雪彦が声を荒げた。嵐志がビクッと肩を縮める。

「大樹じゃなくて、結衣くんだったら? 嵐志くんだったら? 愛衣くんだったら? おまえは痣で済む程度かもしれないけそうじゃないだろっ! 骨が折れるかもしれないっ、意識がなくなるかもしれないっ、もしかしらら殺してしまうかもしれないっ!」

 殺してしまうかもしれない。その言葉が愛衣の心をぎゅっと締め付けた。殺すという言葉が、日頃から使われているのだろうか。愛衣はそこまで考えたことがなかった。雪彦はそこまでの暴力を親から受けてきたのだろうか。

 怖いんだ、と雪彦は両手で顔を覆った。

「たくさん〝愛〟をもらったとしても、傷つけてしまうのなら……壊してしまうのなら……いないほうがいいんだ」

 リビングがしんと静まり返る。隅にある木箱の中で梅吉がごそごそと蠢く音だけがかすかに聞こえた。

 きみたちにはなにもわからないだろうね。

 前にそう告げた雪彦の声が蘇る。あのとき、雪彦がどんな顔をしていたのか、愛衣は知らない。今の雪彦は瞼を伏せ、足元をじっと見つめていた。その姿はひどく頼りなさげで、とても弓道で賞を総ざらいする覇者には見えなかった。大樹は慰めの言葉を口にすることはなかった。ただ、哀しそうに雪彦を見つめていた。なにを口にしていいのか、わからなかっただけかもしれない。

「――――やだっ!」

 一瞬誰の声かわからなかった。嵐志が叫んだのだ。

「帰っちゃいやだっ!」

「でも……」

「やだやだやだやだ絶対やだぁっ!」

 嵐志は雪彦の袖を掴んで激しく首を横に振った。

「どうして? 雪彦兄者にヒドイことするのなら、そんなところ帰っちゃダメだっ! 痛いことされるのなら、ずっとここにいればいいじゃないかっ! ねー、お願いだから帰らないでっ! 一緒に暮らせばいいじゃないかっ! 毎日大樹兄者起こしてさ、桜子と一緒に走りに行こうよ。途中にさ、俺の秘密の場所があるんだ、大樹兄者も知らないよ? そこ連れてってあげる! 二人だけの秘密! あと、家の近くにおっきな桜の木があって、そこでお花見しよーよ! 結衣の作った三色団子食べながらっ、大樹兄者も愛衣姉者もいっしょにさぁっ!」

 マシンガンのように言葉を連ねる嵐志に、雪彦はさらに眉を寄せ、どうしていいのかわからないというように片手を宙に浮させている。大樹もなにも言わない。ただ黙って嵐志の声を聞いている。

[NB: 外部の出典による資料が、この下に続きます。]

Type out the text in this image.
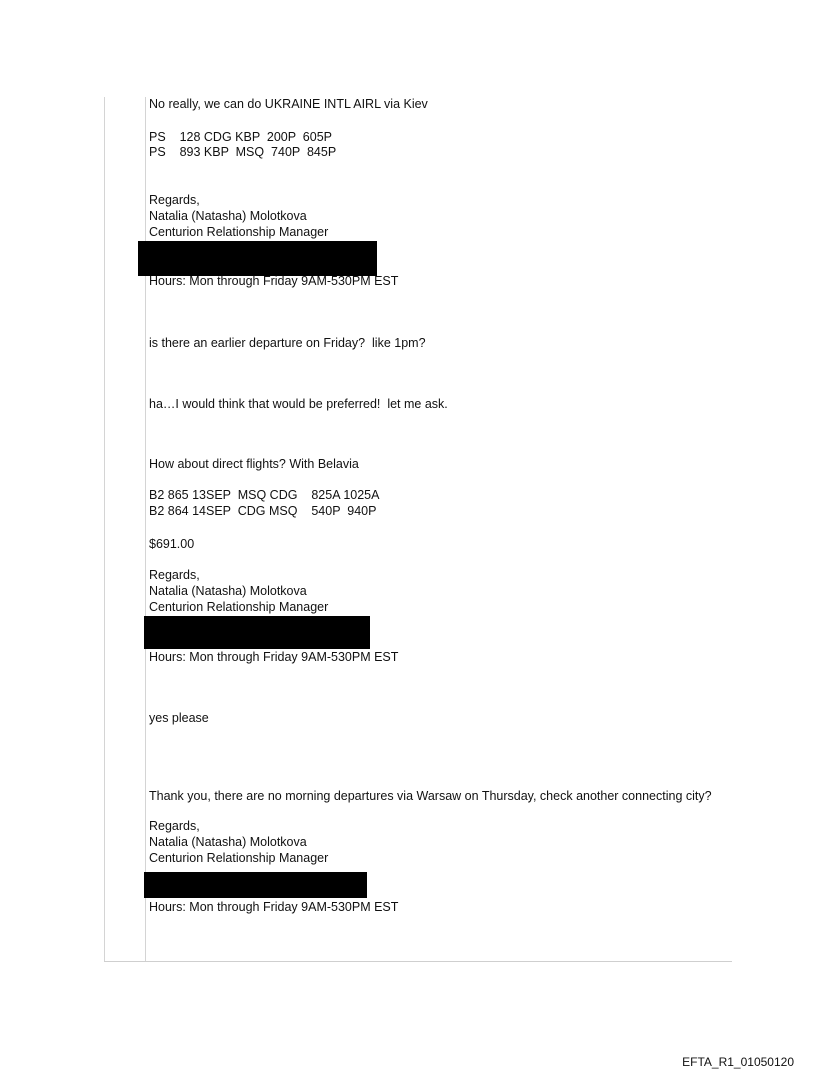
No really, we can do UKRAINE INTL AIRL via Kiev
PS    128 CDG KBP  200P  605P
PS    893 KBP  MSQ  740P  845P
Regards,
Natalia (Natasha) Molotkova
Centurion Relationship Manager
Hours: Mon through Friday 9AM-530PM EST
is there an earlier departure on Friday?  like 1pm?
ha…I would think that would be preferred!  let me ask.
How about direct flights? With Belavia
B2 865 13SEP  MSQ CDG    825A 1025A
B2 864 14SEP  CDG MSQ    540P  940P
$691.00
Regards,
Natalia (Natasha) Molotkova
Centurion Relationship Manager
Hours: Mon through Friday 9AM-530PM EST
yes please
Thank you, there are no morning departures via Warsaw on Thursday, check another connecting city?
Regards,
Natalia (Natasha) Molotkova
Centurion Relationship Manager
Hours: Mon through Friday 9AM-530PM EST
EFTA_R1_01050120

「俺は、雪彦兄者のこと大好きだから、傷ついてほしくないよ」

「もしかしたら、嵐志くんにもいつか手を上げてしまうかもしれないのに……?」

「それはありません」

 初めは自分の声だと愛衣は気づかなかった。声は震えていなかった。雪彦の隣に腰かけて、絆創膏だらけの手を優しく取った。氷みたいに冷たい手をあたためるように包み込む。

「親がそうだったとしても、子どもがそうなるとは限りません。たまたま、辛くなる要因が重なっただけのことです……小さいころにお母さんがそう言ってました。それに、私は雪彦さんがそんな暴力をするなんて思えません。今回、暴れてしまったのは私たちに気を許してくれたから。私はそう思います」

 雪彦は驚いた表情で愛衣を見ていた。瞳が揺れている。

「雪彦さん、家ではこんなに暴れないでしょ? 家族だから、周囲に見せない部分もある。雪彦さんの心、ちょっと見えた気がしました」

「そうだ」大樹も雪彦の顔を見た。「不毛な親子愛を続ける必要はない。そんなの美徳じゃない。俺だって、おまえにここに居てほしい」

「おにいちゃぁん……おねえちゃぁん……」

 結衣がうさぎのぬいぐるみを引きずりながら、のろのろと起きてきた。

「ゆい……こわいゆめみちゃったぁ」と涙ぐみながらとことこと駆け寄ってくる。

「こわい夢見たの?」

「うん」と結衣はうなずくと「ゆきひこお兄ちゃんがいなくなっちゃうの」と言って雪彦の膝にしがみついた。

「いなくなっちゃいやぁ」

雪彦の目から涙が零れた。大粒の雫はぽろぽろと頬を伝い、ぽたぽたとカーペットに落ちた。カーペットはそれを吸い取った。まるで最初から雪彦の涙なんか存在しないように。